With the rule firmly in mind that this court does not retry the facts, we have reviewed the parties' arguments on appeal and the evidence in the record and conclude that the jury's verdict was based on sufficient evidence, and the court's denial of Mr. Cruz's motion for judgment as a matter of law was proper. Accordingly, the jury's verdict in appeal No. 99-2364 in favor of Officer Gutierrez and against Leroy and Evangelina Romero is AFFIRMED. We also AFFIRM the district court's order denying the motion for judgment as a matter of law in appeal No. 99-2358.
Entered for the Court
Stephen H. Anderson
*. This order and judgment is not binding precedent, except under the doctrines of law of the case, res judicata, and collateral estoppel. The court generally disfavors the citation of orders and judgments; nevertheless, an order and judgment may be cited under the terms and conditions of 10th Cir. R. 36.3.
1. There was conflicting testimony as to the circumstances which led to Officer Gutierrez's action. Leroy testified that he only raised his arm to order the officer off of his property, while Officer Gutierrez testified that he thought Leroy was reaching out to grab his shirt.
2. Ernest Romero joined Mr. Cruz in his complaint, both individually and as parent and next friend of his two children. Ernest did not join Mr. Cruz in this appeal.
3. All of the defendants except Robert Gutierrez were dismissed from the lawsuits by stipulation prior to trial.
4. We note that the arrest did not take place inside Mr. Cruz's home and that the officers never crossed the threshold. See Payton, 445 U.S. at 583, 590. The location of the arrest was not an issue argued on appeal and is not germane to our decision.

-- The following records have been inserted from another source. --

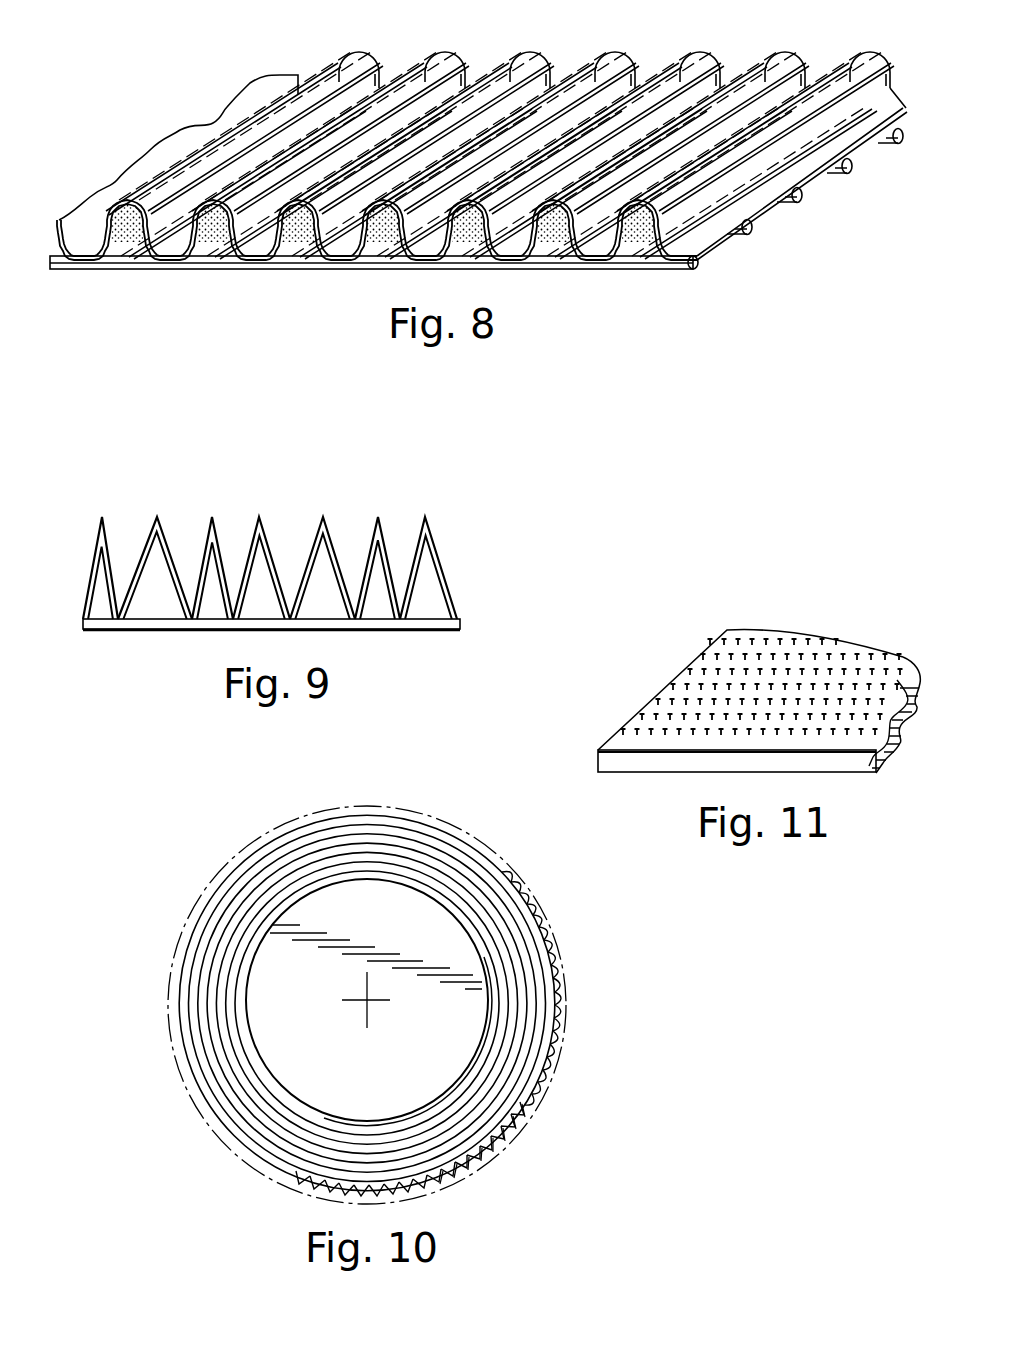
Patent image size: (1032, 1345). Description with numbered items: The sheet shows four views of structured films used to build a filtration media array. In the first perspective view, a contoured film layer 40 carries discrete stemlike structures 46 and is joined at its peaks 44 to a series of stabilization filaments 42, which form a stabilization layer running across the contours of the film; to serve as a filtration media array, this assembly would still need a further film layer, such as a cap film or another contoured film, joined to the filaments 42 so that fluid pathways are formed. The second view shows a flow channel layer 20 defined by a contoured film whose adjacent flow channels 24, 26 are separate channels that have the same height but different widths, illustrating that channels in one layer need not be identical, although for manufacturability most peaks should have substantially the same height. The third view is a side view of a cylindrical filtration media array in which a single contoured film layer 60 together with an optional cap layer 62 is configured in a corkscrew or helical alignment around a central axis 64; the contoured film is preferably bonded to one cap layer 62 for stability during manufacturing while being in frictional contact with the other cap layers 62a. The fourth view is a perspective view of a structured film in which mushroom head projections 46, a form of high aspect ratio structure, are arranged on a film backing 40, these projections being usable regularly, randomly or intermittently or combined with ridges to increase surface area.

In FIG. 9, the flow channel layer 20 is at (322, 550).
In FIG. 9, the flow channel 24 is at (318, 570).
In FIG. 9, the flow channel 26 is at (380, 592).
In FIG. 8, the contoured film layer 40 is at (719, 80).
In FIG. 11, the contoured film layer 40 is at (855, 770).
In FIG. 8, the stabilization filaments 42 is at (798, 201).
In FIG. 8, the peaks 44 is at (577, 268).
In FIG. 8, the stemlike structures 46 is at (213, 233).
In FIG. 11, the stemlike structures 46 is at (755, 655).
In FIG. 10, the contoured film layer 60 is at (553, 1052).
In FIG. 10, the cap layer 62 is at (532, 1088).
In FIG. 10, the cap layers 62a is at (500, 1145).
In FIG. 10, the central axis 64 is at (367, 1000).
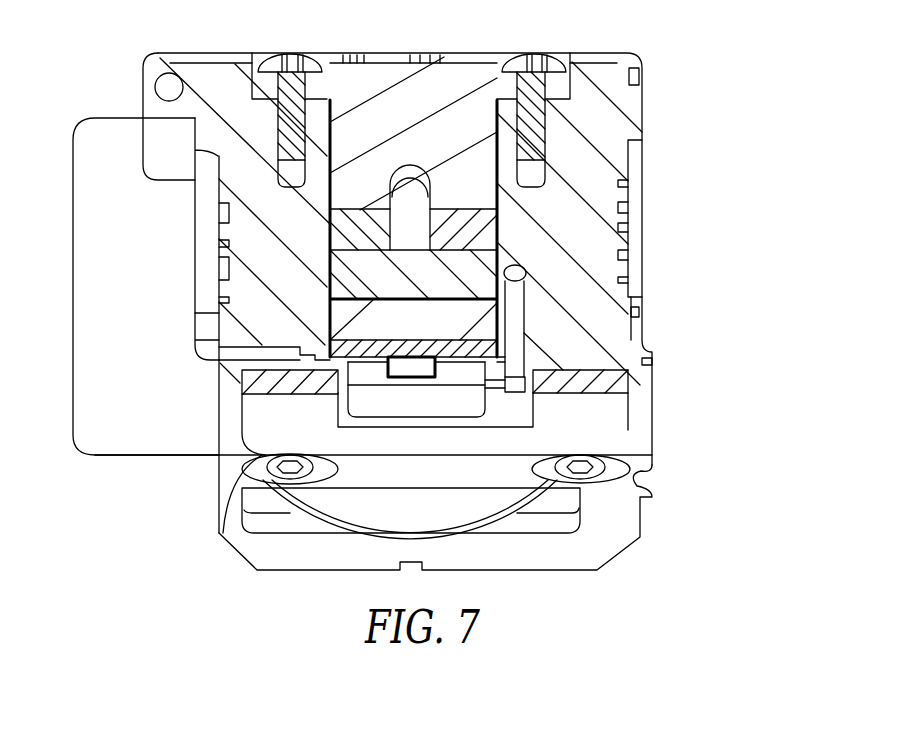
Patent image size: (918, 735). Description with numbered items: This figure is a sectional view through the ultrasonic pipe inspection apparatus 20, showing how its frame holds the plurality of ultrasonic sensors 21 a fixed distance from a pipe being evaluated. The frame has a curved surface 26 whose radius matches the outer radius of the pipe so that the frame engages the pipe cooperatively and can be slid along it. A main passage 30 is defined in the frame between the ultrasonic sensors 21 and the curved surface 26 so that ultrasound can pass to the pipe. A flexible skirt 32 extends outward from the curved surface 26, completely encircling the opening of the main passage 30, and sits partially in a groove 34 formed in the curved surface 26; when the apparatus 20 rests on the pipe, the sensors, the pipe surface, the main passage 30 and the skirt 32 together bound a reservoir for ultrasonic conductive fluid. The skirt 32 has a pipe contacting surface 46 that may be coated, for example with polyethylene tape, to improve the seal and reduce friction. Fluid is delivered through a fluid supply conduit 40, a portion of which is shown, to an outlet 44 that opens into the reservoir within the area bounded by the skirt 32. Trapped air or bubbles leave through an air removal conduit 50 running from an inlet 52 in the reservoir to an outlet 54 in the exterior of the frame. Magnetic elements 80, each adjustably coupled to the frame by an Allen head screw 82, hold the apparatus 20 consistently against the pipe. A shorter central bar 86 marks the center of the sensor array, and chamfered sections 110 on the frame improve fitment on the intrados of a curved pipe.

5. We note that Mr. Cruz did not provide this court with a complete trial transcript. While the portions provided are adequate to facilitate our review, we advise Mr. Cruz that when he challenges a jury verdict based on evidence supporting a conclusion, it is imperative that this court be provided a full record. See Fed. R. App. P. 10(b)(2); Deines v. Vermeer Mfg. Co., 969 F.2d 977, 979 (10th Cir. 1992) (stating that lack of transcript limits appellate review of insufficiency of evidence claim).
6. Although the Romeros state that they could not afford a transcript and the district court did not grant their in forma pauperis application, see Appellants' Opening Br. at 7, they do not challenge the district court's actions in this regard on appeal.